Trademark law provides brand holders protection from competitors or third parties infringing upon, diluting or tarnishing their business marks, but what happens when the damage comes from the actual market for the brand and the people who consume it?  Every brand has negative connotations; Chevrolet is associated with poor quality and a dysfunctional company that couldn’t exist but for massive government bailouts, Brooks Brothers is perceived to be for old, boring white people, and Ed Hardy is accused to cater to obnoxious douchebags.

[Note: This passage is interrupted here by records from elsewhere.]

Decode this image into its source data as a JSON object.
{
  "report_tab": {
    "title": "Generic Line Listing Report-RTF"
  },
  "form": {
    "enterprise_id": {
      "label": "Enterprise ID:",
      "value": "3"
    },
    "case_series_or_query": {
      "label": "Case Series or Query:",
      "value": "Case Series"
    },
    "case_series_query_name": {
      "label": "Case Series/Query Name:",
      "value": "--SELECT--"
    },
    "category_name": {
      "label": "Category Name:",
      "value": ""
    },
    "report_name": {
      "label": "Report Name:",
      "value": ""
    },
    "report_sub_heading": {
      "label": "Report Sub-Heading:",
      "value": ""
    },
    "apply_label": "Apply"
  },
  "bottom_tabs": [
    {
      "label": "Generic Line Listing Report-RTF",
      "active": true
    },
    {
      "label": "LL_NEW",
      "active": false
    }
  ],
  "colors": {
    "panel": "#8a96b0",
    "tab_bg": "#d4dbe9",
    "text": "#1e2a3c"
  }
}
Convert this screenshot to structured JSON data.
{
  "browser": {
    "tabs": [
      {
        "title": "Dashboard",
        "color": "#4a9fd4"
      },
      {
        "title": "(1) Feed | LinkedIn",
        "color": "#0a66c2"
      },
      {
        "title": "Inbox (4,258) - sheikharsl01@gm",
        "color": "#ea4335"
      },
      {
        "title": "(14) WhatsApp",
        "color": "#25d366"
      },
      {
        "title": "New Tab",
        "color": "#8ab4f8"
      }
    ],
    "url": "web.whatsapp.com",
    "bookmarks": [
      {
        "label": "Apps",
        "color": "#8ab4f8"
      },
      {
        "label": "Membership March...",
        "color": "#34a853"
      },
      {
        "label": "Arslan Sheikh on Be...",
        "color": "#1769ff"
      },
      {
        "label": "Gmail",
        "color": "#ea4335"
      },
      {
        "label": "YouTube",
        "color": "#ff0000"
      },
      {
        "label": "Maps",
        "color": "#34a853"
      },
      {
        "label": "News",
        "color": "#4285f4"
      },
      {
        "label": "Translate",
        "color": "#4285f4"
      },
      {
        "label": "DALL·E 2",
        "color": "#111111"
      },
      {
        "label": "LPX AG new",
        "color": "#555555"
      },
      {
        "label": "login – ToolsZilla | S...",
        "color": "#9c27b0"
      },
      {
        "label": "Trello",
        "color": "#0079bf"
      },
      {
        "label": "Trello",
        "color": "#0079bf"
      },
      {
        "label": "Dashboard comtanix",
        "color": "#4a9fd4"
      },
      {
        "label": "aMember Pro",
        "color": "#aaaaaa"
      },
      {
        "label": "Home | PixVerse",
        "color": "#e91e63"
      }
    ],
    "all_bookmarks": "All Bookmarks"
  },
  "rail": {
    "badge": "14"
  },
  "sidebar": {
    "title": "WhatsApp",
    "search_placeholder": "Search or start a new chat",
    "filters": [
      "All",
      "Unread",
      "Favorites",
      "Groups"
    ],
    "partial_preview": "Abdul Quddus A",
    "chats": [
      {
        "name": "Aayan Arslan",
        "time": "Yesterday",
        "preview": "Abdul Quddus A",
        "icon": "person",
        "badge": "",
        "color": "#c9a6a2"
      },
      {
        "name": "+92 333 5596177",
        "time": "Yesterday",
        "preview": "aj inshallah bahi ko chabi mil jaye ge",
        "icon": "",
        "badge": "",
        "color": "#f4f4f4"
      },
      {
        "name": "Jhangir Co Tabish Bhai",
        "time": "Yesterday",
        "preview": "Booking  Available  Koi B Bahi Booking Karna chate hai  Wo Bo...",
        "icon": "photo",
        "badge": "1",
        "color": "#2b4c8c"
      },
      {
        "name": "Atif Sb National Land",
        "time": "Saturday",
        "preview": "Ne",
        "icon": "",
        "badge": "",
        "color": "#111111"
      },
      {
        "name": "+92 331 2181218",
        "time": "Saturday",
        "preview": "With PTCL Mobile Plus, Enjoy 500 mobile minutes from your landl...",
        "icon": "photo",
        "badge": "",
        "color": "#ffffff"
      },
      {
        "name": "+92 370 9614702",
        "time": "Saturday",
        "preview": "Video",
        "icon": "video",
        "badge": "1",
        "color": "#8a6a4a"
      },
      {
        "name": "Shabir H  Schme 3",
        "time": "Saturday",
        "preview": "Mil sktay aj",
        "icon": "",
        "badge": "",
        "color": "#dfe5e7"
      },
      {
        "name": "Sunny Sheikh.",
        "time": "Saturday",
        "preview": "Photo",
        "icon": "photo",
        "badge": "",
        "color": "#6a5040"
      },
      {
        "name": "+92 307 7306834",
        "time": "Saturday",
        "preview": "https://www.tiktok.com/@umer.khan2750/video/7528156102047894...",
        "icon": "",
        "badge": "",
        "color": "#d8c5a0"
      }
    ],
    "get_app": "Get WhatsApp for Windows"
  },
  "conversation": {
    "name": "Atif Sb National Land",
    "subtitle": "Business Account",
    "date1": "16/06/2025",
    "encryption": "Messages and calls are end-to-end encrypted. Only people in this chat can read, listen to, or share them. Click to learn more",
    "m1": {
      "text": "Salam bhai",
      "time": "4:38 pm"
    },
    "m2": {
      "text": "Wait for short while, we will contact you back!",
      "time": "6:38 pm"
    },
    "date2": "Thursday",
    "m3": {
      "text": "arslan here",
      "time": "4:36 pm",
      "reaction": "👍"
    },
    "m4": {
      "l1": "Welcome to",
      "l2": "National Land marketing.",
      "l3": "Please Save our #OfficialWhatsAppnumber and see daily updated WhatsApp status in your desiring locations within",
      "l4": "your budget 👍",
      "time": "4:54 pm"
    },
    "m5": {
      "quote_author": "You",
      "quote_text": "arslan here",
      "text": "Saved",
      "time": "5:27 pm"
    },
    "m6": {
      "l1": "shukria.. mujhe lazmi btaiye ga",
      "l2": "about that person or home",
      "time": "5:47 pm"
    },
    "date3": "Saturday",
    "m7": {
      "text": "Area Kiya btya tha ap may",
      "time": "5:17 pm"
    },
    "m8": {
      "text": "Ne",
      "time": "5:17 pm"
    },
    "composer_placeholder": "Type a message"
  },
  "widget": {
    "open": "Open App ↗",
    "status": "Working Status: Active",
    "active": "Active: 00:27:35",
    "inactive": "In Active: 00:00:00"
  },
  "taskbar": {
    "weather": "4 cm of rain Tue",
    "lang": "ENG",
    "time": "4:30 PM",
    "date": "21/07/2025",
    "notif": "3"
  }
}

Using market forces, these associations can be used to attack and devalue a competitor’s brand without necessarily running afoul of trademark law.  Legally, there is a concept of “tarnishment” within trademark law, which makes it unlawful for a party to cast a trademark in an unflattering light – normally by associating the trademark with unflattering, inferior or unseemly products or services. One example of this is Toys “R” Us v. Akkaoui, 40 U.S.P.Q.2d (BNA) 1836 (N.D. Cal. Oct. 29, 1996), where the Northern District of California held that the defendant’s use of “Adults ‘R’ Us” as an adult website tarnished Toys “R” Us’ trademark by associating it with adult materials inconsistent with the Toys “R” Us brand.  But plenty of harm can be done without direct use of a competitor’s trademark.  Imagine the fallout if Charles Manson were spotted in a Nike tracksuit, or if the Unabomber talked about how cool and refreshing bottled Perrier was when he was living in a woodland shanty.  That kind of damage does not seem to be considered within the ambit of title 15 of the U.S. Code, which governs trademarks.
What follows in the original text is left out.